Conforme demonstrado no post "Escândalo: Porto Canal financiado novamente com dinheiros públicos", o Porto Canal foi contemplado com uma quantia em compra de publicidade no âmbito de uma acção muito duvidosa de ajuda à tesouraria de Orgãos de Comunicação Social seleccionados.
Ora, o que levou o Governo a achar que um canal detido por um clube de futebol, só porque passa alguns programas não relacionados com desporto, merecia ser financiado?
O que levou o Governo a não levar em conta que, já em plena pandemia, o "Turismo do Alentejo" contratou ao Porto Canal num ajuste directo, diria eu, escandaloso, quase 20 mil euros?
As audiências do Porto Canal são irrisórias. Há rádios locais com mais ouvintes.
O Porto Canal não é um canal de serviço público. É um canal privado, detido por um clube de futebol.
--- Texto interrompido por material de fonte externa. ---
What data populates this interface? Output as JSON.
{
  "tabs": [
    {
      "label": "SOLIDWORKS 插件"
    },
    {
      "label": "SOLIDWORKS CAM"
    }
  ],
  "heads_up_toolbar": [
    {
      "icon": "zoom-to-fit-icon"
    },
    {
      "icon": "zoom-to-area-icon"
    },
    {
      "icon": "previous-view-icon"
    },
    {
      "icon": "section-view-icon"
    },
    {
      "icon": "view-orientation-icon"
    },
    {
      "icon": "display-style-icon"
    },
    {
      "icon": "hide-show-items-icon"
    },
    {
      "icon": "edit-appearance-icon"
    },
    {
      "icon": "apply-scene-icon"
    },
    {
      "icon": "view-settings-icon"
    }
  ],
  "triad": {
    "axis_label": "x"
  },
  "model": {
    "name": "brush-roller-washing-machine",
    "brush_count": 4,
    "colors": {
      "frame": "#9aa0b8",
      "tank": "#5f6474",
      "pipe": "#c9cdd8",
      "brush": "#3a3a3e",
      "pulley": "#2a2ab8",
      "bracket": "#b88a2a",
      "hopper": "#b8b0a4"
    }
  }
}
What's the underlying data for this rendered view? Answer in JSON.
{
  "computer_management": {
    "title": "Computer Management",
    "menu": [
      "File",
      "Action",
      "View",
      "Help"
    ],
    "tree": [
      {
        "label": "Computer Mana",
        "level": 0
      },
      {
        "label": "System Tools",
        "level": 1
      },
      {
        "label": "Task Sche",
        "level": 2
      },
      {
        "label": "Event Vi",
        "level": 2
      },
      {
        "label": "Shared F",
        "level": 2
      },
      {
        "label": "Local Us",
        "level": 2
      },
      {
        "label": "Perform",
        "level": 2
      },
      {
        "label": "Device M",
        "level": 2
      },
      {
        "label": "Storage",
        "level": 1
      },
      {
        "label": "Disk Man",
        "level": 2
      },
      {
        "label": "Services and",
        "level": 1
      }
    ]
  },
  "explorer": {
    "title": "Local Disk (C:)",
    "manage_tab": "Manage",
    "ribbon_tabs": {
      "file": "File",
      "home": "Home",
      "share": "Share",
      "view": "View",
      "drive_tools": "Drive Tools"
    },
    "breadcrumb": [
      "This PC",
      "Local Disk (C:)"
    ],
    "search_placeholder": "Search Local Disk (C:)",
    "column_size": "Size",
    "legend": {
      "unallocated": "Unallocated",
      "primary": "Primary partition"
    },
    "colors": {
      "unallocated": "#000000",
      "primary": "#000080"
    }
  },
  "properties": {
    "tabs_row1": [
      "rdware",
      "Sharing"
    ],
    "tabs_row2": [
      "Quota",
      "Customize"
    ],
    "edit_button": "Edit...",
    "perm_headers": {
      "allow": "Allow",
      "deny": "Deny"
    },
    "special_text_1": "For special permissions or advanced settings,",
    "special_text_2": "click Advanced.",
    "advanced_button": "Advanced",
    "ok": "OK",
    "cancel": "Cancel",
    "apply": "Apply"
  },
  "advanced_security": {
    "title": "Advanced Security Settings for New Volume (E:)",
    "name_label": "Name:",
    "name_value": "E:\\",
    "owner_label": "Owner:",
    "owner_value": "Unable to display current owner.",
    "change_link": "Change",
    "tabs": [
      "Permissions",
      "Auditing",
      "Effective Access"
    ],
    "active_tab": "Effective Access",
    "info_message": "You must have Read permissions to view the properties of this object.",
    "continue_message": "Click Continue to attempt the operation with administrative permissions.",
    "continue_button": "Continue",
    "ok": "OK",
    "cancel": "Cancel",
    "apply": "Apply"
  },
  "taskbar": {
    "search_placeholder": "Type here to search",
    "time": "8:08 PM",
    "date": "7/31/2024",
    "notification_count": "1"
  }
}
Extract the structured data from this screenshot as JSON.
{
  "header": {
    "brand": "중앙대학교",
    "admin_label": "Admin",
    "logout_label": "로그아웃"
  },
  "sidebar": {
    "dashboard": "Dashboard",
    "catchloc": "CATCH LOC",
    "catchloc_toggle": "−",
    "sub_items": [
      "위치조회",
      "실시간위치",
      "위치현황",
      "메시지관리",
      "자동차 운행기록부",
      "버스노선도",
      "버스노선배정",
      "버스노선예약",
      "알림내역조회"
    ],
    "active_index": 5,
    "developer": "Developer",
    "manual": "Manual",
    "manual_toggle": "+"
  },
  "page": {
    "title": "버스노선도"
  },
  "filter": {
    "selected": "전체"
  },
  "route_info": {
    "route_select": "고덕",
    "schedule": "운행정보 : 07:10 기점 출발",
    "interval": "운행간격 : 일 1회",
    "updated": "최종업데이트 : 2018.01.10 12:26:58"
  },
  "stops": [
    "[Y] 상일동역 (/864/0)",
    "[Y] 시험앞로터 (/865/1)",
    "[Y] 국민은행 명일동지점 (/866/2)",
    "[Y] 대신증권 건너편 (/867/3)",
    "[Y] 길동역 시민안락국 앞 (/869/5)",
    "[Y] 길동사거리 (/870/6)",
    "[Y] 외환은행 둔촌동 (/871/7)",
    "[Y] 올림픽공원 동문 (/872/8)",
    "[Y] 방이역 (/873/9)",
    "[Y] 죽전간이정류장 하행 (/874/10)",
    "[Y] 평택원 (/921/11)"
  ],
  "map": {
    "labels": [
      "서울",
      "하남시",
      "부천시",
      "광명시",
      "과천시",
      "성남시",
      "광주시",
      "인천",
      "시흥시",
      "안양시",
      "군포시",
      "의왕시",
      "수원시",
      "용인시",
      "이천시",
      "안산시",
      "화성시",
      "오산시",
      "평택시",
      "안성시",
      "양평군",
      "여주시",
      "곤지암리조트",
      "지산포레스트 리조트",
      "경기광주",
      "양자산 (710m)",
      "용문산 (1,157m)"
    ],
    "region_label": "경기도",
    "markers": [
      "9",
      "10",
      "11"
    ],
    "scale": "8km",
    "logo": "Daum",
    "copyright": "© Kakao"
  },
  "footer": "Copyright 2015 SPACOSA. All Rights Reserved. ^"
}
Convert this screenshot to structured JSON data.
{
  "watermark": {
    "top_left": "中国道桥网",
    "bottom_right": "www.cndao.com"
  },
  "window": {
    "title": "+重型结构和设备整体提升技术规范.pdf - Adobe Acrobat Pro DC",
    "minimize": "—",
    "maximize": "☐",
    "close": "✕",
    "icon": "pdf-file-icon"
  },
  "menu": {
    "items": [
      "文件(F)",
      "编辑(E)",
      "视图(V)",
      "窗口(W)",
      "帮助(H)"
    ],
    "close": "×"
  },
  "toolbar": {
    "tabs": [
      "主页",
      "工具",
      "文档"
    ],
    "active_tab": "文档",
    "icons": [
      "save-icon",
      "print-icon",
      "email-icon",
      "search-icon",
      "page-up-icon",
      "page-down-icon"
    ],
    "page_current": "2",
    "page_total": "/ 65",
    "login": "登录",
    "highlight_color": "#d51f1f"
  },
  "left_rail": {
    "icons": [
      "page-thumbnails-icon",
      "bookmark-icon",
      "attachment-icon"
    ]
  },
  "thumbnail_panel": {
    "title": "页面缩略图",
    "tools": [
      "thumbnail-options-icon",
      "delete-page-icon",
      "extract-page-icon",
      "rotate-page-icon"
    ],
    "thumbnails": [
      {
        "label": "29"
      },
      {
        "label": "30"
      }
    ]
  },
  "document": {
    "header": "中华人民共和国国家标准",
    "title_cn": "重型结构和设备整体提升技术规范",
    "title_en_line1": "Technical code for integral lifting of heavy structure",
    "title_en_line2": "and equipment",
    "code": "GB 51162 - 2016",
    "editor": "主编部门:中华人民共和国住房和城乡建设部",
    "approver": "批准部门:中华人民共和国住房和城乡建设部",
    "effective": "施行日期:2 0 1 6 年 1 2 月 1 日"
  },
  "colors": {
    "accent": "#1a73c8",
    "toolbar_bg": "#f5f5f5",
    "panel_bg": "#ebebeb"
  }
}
Se havia alguém que tinha de injectar dinheiro no Porto Canal seria o seu principal acionista: o FC Porto.
Inclusive, foi um canal instrumental nos ataques a um concorrente, neste caso o SL Benfica, através de meios já condenados na justiça.
Mas isto está longe de ser caso único.
Relembro que durante o consulado de Emídio Gomes como presidente da CCDR-N, que depois assumiu o cargo de vice do FC Porto para "Planeamento de Novos Empreendimentos", foram entregues ao FC Porto as Piscinas da Campanhã, tendo tudo sido pago com dinheiros públicos.
A isto podemos juntar o Centro de Estágio do Olival, onde o Estado já enterrou quase 20 milhões de euros em dinheiros públicos e que o FC Porto utiliza a preço simbólico e que abordamos várias vezes aqui no NGB, inclusive no post "O Centro de Estágio do Olival já foi devolvido aos contribuintes?".
Aliás, em VN Gaia, os casos são mais que muitos.
Por exemplo, em 2016, discutia-se a cedência ao FC Porto, também a preço simbólico, da utilização do Estádio Jorge Sampaio, conforme demonstramos na altura no post "Os nossos impostos ao serviço do FC Porto".
Gostaria que alguém esclarecesse, por exemplo, porque razão o Porto Canal, irrelevante no panorama nacional e detido por um clube de futebol, recebeu mais compra de publicidade que um jornal de referência como o Observador.
O que explica que um clube que pagou no último ano quase 24 milhões de euros em comissões a agentes receba apoios com dinheiro dos nossos impostos?